3) Women suck because women are not as useful as tires.
Hot girls in skin-tight latex! We all hate them, am I right? Certainly, they’re not as cool as tires. When you meet a girl, in fact, you should always ask yourself the following questions:
a) Is she round?
b) Can she roll?
c) Is she made of vulcanized rubber?
d) Is her name “Bridgestone”?
If the answer to any of these questions is “No,” then the girl under discussion is almost certainly not a tire, and you should ditch her as soon as humanly possible. Preferably by leaving her to stand out in the rain. Especially if you’re married to her. And you should really leave her to stand out in the rain to maybe get raped by a band of nomads. Yeah, she’s hot, but she’s no tire.
4) Women suck because of bras.
Geez, who wants to watch a pretty girl change into and out of bras when you could be watching THE LOCAL TELEVISED SPORTING EVENT. Real men love “Sportz,” and hate “breasts.” Breasts suck!
5) EXCEPTION TO THE RULE: Women don’t suck because of nudity, although nudity kind of terrifies us for some reason.
Hey, it’s a terrible “GoDaddy.com” ad! An occasional exception to the rule of us guys hating women is that guys sometimes like nudity, but nudity is also shocking and terrible. Which is why, thank God, this ad cuts away from any awful nudity immediately. Why, if things had gone any further, we might have seen some belly button! Or some shoulder!
6) ONLY OTHER EXCEPTION TO THE RULE: Women do not suck if the particular woman’s name is “Megan Fox.”

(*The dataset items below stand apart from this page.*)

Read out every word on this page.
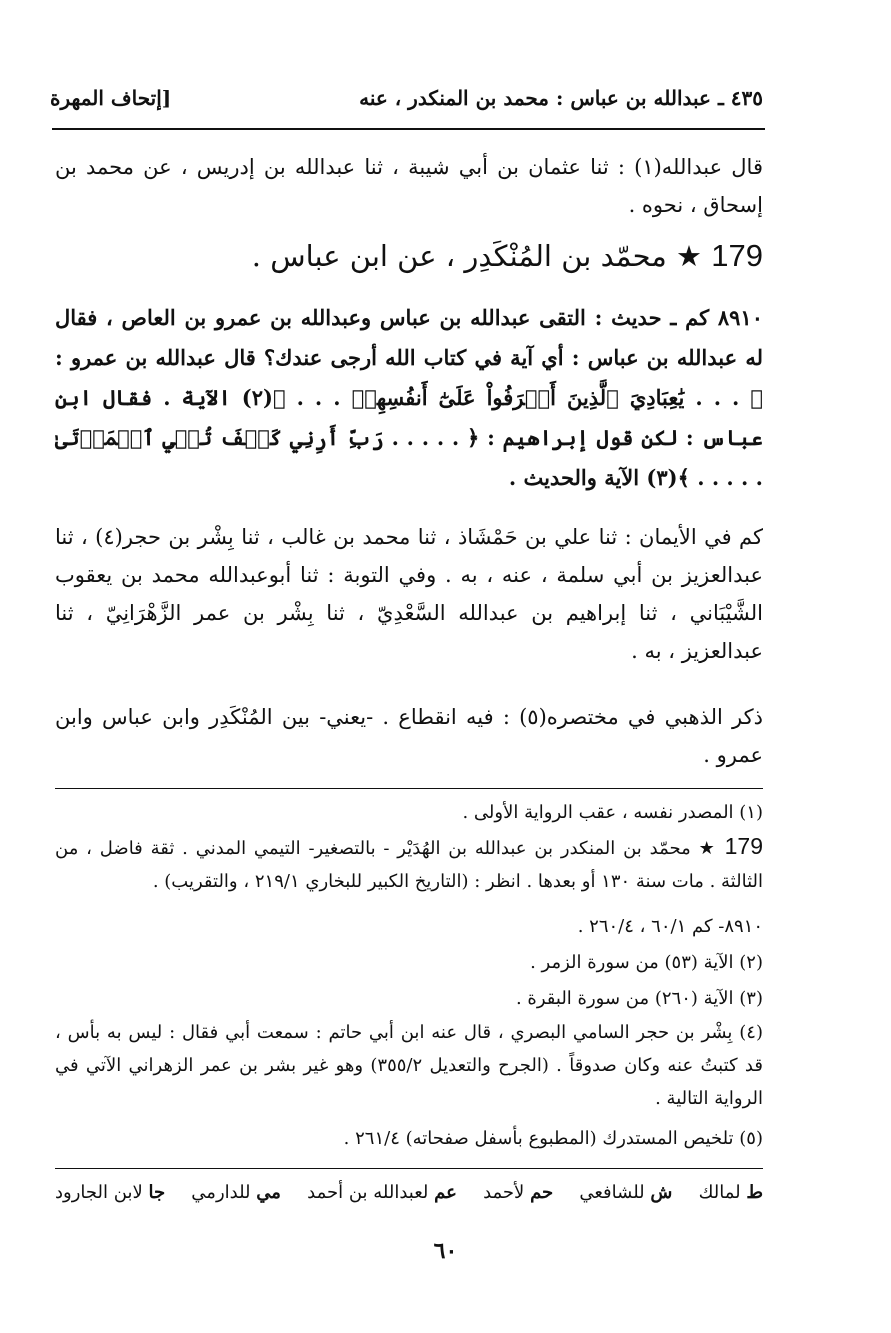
٤٣٥ ـ عبدالله بن عباس : محمد بن المنكدر ، عنه
[إتحاف المهرة
قال عبدالله(١) : ثنا عثمان بن أبي شيبة ، ثنا عبدالله بن إدريس ، عن محمد بن إسحاق ، نحوه .
179 ★ محمّد بن المُنْكَدِر ، عن ابن عباس .
٨٩١٠ كم ـ حديث : التقى عبدالله بن عباس وعبدالله بن عمرو بن العاص ، فقال له عبدالله بن عباس : أي آية في كتاب الله أرجى عندك؟ قال عبدالله بن عمرو : ﴿ . . . يَٰعِبَادِيَ ٱلَّذِينَ أَسۡرَفُواْ عَلَىٰٓ أَنفُسِهِمۡ . . . ﴾(٢) الآية . فقال ابن عباس : لكن قول إبراهيم : ﴿ . . . . . رَبِّ أَرِنِي كَيۡفَ تُحۡيِ ٱلۡمَوۡتَىٰ . . . . . ﴾(٣) الآية والحديث .
كم في الأيمان : ثنا علي بن حَمْشَاذ ، ثنا محمد بن غالب ، ثنا بِشْر بن حجر(٤) ، ثنا عبدالعزيز بن أبي سلمة ، عنه ، به . وفي التوبة : ثنا أبوعبدالله محمد بن يعقوب الشَّيْبَاني ، ثنا إبراهيم بن عبدالله السَّعْدِيّ ، ثنا بِشْر بن عمر الزَّهْرَانِيّ ، ثنا عبدالعزيز ، به .
ذكر الذهبي في مختصره(٥) : فيه انقطاع . -يعني- بين المُنْكَدِر وابن عباس وابن عمرو .
(١) المصدر نفسه ، عقب الرواية الأولى .
179 ★ محمّد بن المنكدر بن عبدالله بن الهُدَيْر - بالتصغير- التيمي المدني . ثقة فاضل ، من الثالثة . مات سنة ١٣٠ أو بعدها . انظر : (التاريخ الكبير للبخاري ٢١٩/١ ، والتقريب) .
٨٩١٠- كم ٦٠/١ ، ٢٦٠/٤ .
(٢) الآية (٥٣) من سورة الزمر .
(٣) الآية (٢٦٠) من سورة البقرة .
(٤) بِشْر بن حجر السامي البصري ، قال عنه ابن أبي حاتم : سمعت أبي فقال : ليس به بأس ، قد كتبتُ عنه وكان صدوقاً . (الجرح والتعديل ٣٥٥/٢) وهو غير بشر بن عمر الزهراني الآتي في الرواية التالية .
(٥) تلخيص المستدرك (المطبوع بأسفل صفحاته) ٢٦١/٤ .
ط لمالك
ش للشافعي
حم لأحمد
عم لعبدالله بن أحمد
مي للدارمي
جا لابن الجارود
٦٠
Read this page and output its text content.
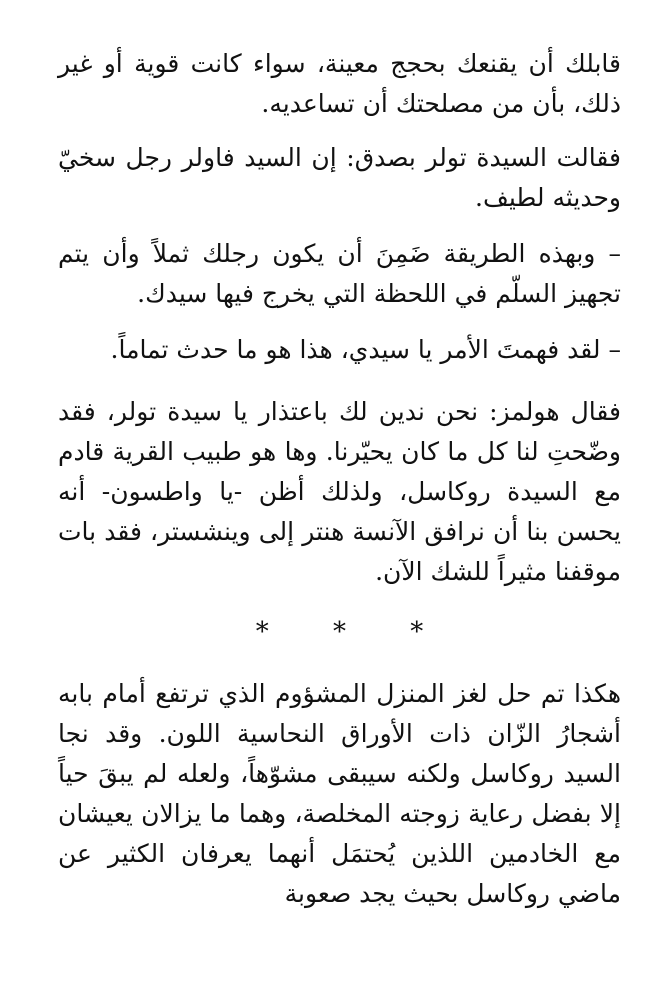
قابلك أن يقنعك بحجج معينة، سواء كانت قوية أو غير ذلك، بأن من مصلحتك أن تساعديه.

فقالت السيدة تولر بصدق: إن السيد فاولر رجل سخيّ وحديثه لطيف.

– وبهذه الطريقة ضَمِنَ أن يكون رجلك ثملاً وأن يتم تجهيز السلّم في اللحظة التي يخرج فيها سيدك.

– لقد فهمتَ الأمر يا سيدي، هذا هو ما حدث تماماً.

فقال هولمز: نحن ندين لك باعتذار يا سيدة تولر، فقد وضّحتِ لنا كل ما كان يحيّرنا. وها هو طبيب القرية قادم مع السيدة روكاسل، ولذلك أظن -يا واطسون- أنه يحسن بنا أن نرافق الآنسة هنتر إلى وينشستر، فقد بات موقفنا مثيراً للشك الآن.

* * *

هكذا تم حل لغز المنزل المشؤوم الذي ترتفع أمام بابه أشجارُ الزّان ذات الأوراق النحاسية اللون. وقد نجا السيد روكاسل ولكنه سيبقى مشوّهاً، ولعله لم يبقَ حياً إلا بفضل رعاية زوجته المخلصة، وهما ما يزالان يعيشان مع الخادمين اللذين يُحتمَل أنهما يعرفان الكثير عن ماضي روكاسل بحيث يجد صعوبة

Megan Fox! She’s HAWT, am I right? Man, if only we could hang out with her. We could watch her take a bubble bath and watch her being all sexxxy. Unfortunately, it is doubtful that Megan Fox would ever want to hang out with us, since, based on the other ads, all us guys are illiterate misogynistic alcoholic assholes who can’t even be bothered to shave. …That’s the only sad downside of hating women, I guess. It kind of makes women hate you too. Oh well. There’s always SPORTZ. All us GUYZ love SPORTZ. …Guys? …Am I right? …Am I right? …Um? …Guys?